San Diego Growlers
- Sport: Ultimate
- Founded: 2014
- League: Ultimate Frisbee Association
- Division: West
- Based in: San Diego, California
- Stadium: Mission Bay High School
- Head Coach: Kevin Stuart, Kaela Helton
- Playoff berths: 3 (2018, 2019, 2021)
- Website: watchufa.com/growlers

= San Diego Growlers =

Ultimate Frisbee Association team in San Diego, California

The San Diego Growlers are a professional ultimate team based in San Diego, California. The Growlers compete in the Ultimate Frisbee Association (UFA) as a member of the West Division. The team plays its home games at Mission Bay High School. The Growlers began play in the 2015 season.

==History ==
The AUDL (now the UFA) officially announced the Growlers as an expansion team in October 2014. The team's name has a dual meaning as a reference to both the animal and the local craft beer scene.

In 2018, the Growlers advanced to the AUDL playoffs for the first time, falling to division rival, the Los Angeles Aviators in the West Division finals. A rivalry quickly formed with the Los Angeles Aviators, the closest team to the Growlers, which was also established before the 2015 season.

In 2019, two-time AUDL MVP Goose Helton joined the team after playing with the Raleigh Flyers (now the Carolina Flyers) in 2018. The Growlers finished with a 10–2 regular season record to clinch the top seed in the West Division playoffs.
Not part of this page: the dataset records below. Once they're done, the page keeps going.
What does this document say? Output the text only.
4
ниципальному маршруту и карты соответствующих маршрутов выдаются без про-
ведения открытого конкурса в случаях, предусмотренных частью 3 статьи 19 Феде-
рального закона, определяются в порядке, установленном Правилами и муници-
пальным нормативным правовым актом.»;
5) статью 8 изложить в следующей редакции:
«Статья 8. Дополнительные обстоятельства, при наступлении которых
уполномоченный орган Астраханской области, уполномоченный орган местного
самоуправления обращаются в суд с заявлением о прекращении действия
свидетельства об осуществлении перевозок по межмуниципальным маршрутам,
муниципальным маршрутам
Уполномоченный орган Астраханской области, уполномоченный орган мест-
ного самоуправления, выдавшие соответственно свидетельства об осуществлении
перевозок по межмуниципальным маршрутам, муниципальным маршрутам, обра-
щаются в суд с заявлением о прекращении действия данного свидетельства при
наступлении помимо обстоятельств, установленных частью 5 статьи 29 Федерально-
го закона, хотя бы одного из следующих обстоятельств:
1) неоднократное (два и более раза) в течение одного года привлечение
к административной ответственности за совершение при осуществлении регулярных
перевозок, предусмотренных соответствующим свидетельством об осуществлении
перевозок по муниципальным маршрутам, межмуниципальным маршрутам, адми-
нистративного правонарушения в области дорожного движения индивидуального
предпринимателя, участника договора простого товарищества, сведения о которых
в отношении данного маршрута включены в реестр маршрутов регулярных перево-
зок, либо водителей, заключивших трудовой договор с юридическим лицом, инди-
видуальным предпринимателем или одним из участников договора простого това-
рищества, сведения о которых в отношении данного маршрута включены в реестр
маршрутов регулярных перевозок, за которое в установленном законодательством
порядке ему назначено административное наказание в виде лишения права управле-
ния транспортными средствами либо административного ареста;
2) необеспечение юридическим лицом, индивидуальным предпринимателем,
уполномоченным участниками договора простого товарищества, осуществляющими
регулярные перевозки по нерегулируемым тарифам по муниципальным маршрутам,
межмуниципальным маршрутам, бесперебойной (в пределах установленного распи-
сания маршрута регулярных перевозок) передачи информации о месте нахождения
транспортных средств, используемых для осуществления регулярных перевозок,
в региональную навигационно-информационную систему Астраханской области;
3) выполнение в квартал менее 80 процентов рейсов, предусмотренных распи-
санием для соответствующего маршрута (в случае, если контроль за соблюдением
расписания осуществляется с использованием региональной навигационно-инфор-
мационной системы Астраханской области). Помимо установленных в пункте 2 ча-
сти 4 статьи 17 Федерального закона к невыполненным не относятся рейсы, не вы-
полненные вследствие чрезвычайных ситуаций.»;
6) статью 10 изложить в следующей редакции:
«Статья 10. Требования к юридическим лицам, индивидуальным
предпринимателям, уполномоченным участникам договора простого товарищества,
The team hosted the Aviators, defeating them in the playoffs to secure their first AUDL playoff win and a Championship Weekend appearance in San Jose. San Diego would eventually lose in the semi-finals to the Dallas Roughnecks. (now the Dallas Legion)

The 2020 season was eventually canceled due to the global pandemic, however, the AUDL West Division underwent realignment with the addition of the Dallas Roughnecks and the Austin Sol.

In 2021, the Growlers won the regular season title with another 10–2 record. The team hosted and defeated the Dallas Roughnecks in the West Division Championship game to advance to AUDL Championship Weekend in Washington, DC. San Diego would eventually lose in the semi-finals to the 2019 AUDL Champion New York Empire.